Il a proposé aux membres du bureau (en l’absence de François Fillon, qui généralement préfère participer au comité politique du mardi matin) de se mettre « d’accord pour dire : nous n’appliquerons pas la réforme des rythmes scolaires ». « On est bien sûr là pour appliquer la loi, mais les rythmes scolaires, c’est un décret ! (ndlr : du 24 janvier 2013). C’est un transfert de compétences non financé, notre argument est financier », a-t-il ajouté. « La gauche se comporte de manière indigne. On peut dire stop ! », a-t-il également affirmé. « Je suis OK pour le bras de fer » avec le gouvernement sur cette question, a affirmé Xavier Bertrand, mais ce dernier n’est pas pour la grève comme proposée par M. Copé. L’ancien ministre souhaite que l’Association des maires de France (AMF) soit saisie de cette question et demande une « compensation intégrale par l’État » du coût de cette réforme pour les collectivités. Laurent Wauquiez, ancien ministre et vice président de l’UMP, a, lui, « des interrogations fortes sur le fait que ce soit réaliste ».
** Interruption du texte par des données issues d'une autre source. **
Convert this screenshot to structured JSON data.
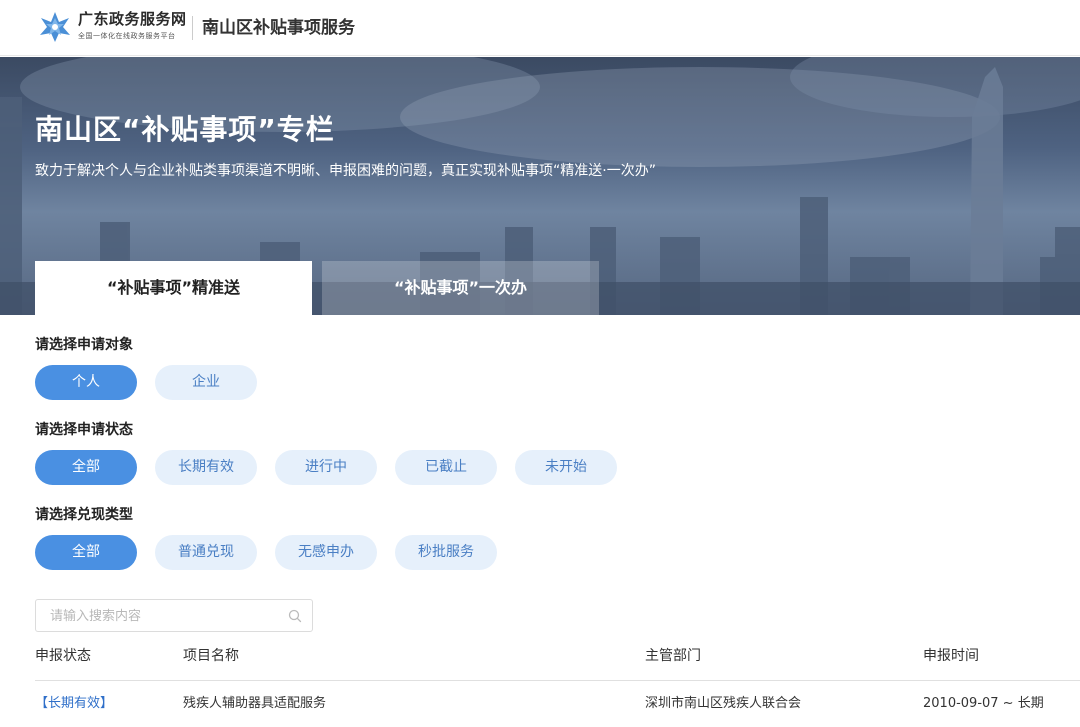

La réforme des rythmes scolaires fixe le retour à la semaine de 4,5 jours dans le primaire, libérant trois heures hebdomadaires pour des activités péri-éducatives. Elle concerne pour l’année scolaire 2013/2014 environ 22 % des élèves du public (1,3 million d’écoliers) et 17 % des communes.

Les autres devraient l’adopter à la rentrée 2014.